L’art de toucher le clavecin, 2 [2009]

for piccolo with violin

duration :: 6’30”

First performance :: Richard Craig and Karin Hellqvist — Napier University (Edinburgh, Scotland), 17 November 2009

Recording :: Richard Craig and Karin Hellqvist :: Metier MSV 28517 [ label | amazon | spotify ]

 

L’art de toucher le clavecin is the title of a famous instructional pamphlet by François Couperin, the master claveciniste of the French Baroque, which gives a concise but invaluable guide to interpretation, performance, and ornamentation of the singular keyboard music of that time and place. 

The present series of works (one for piccolo solo, this duet, and a third for piccolo with violin and percussion) forms, I suppose, some sort of oblique homage to Couperin’s aesthetic of ornamented surface, of a simple ground-gesture that is forced to proliferate if it wants to inhabit a space.  Most obviously, there is “melodic” ornamentation everywhere, not only where one expects to see it—in the form of trills, mordents, and other related figures adorning fundamentally simple gestures of pitch and breath—but also in the structure of the piece, which takes the form of a fitful and gap-filled flowering of a small stable of “stock figures.” 

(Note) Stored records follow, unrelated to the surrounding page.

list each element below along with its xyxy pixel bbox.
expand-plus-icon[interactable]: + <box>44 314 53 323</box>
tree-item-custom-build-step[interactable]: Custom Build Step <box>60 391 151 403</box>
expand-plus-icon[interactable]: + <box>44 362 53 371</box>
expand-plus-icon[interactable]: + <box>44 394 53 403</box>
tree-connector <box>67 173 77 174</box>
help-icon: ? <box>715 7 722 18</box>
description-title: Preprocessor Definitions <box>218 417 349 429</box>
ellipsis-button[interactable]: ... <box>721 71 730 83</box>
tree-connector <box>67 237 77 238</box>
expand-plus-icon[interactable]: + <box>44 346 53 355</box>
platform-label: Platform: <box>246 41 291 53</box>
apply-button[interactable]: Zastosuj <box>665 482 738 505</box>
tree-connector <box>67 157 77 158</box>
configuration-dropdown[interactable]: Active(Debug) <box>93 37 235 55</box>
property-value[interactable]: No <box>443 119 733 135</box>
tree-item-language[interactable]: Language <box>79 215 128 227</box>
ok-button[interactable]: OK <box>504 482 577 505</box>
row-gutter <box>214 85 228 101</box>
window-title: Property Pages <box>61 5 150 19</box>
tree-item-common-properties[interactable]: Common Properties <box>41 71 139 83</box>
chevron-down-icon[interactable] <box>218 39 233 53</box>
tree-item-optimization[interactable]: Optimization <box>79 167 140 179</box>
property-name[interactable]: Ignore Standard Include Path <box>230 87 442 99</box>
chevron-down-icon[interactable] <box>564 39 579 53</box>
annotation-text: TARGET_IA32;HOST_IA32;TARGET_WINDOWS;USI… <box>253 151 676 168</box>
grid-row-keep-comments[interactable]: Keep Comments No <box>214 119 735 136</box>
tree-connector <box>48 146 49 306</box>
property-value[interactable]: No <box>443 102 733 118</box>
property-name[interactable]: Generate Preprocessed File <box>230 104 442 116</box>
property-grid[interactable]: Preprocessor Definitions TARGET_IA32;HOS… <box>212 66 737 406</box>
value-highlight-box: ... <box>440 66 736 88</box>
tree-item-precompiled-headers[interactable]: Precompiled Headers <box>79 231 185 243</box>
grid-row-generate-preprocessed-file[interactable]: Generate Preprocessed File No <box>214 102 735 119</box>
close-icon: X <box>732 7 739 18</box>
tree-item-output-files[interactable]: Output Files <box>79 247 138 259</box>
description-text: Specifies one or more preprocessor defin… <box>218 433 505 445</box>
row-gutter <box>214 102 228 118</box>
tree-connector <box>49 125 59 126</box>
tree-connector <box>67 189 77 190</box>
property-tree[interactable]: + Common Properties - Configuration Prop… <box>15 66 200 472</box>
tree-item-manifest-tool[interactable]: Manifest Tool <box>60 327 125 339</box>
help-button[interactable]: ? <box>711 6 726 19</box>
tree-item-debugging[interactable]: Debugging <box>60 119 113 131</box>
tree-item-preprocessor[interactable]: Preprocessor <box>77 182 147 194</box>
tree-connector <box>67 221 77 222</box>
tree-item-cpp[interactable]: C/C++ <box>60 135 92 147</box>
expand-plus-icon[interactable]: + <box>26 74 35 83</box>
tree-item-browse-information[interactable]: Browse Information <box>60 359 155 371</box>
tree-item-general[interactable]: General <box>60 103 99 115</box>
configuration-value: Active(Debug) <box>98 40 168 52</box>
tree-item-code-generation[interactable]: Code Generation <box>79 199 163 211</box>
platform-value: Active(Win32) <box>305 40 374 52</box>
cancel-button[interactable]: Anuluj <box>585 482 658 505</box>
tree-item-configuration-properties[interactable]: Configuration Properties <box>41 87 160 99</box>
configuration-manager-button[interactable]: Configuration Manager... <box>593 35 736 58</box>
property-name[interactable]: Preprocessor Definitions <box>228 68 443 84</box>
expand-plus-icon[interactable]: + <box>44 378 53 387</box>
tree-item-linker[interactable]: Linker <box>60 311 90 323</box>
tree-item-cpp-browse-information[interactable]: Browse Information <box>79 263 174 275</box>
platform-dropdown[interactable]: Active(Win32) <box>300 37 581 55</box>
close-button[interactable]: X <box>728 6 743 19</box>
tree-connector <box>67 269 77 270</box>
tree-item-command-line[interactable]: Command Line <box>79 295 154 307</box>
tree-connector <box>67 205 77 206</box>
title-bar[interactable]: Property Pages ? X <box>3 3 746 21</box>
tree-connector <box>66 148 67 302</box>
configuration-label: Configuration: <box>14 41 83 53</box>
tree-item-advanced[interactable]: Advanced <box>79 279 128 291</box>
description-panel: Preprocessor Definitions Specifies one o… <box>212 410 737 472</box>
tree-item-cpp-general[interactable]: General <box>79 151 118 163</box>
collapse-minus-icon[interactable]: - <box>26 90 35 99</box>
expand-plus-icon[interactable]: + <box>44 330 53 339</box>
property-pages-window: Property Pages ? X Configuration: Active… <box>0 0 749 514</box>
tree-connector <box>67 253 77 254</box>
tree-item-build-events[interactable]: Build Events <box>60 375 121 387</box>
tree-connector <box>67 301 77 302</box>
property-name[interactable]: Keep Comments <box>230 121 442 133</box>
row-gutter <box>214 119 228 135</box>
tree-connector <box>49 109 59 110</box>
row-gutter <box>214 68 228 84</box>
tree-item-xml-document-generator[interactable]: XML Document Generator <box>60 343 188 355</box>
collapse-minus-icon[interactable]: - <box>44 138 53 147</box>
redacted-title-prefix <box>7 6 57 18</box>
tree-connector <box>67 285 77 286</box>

The purest expression of the aesthetic of ornament in this work, though, is in the role played by the violin.  Given its own, somewhat non-specific set of ad hoc notational conventions, the violin is always absolutely subordinate and reactive to the piccolo, in its shadow dynamically, gesturally and structurally, playing out a servile dedication to filling the spaces that the piccolo suggests and then abandons.  The violin exists as ornamentor in a pure sense: it is an intermediary between the bare facts of recurrence, restatement and progression that the piccolo proposes as the structure of the work and a continuous temporal surface that it seeks to fill with gesture, to say nothing of lyricism.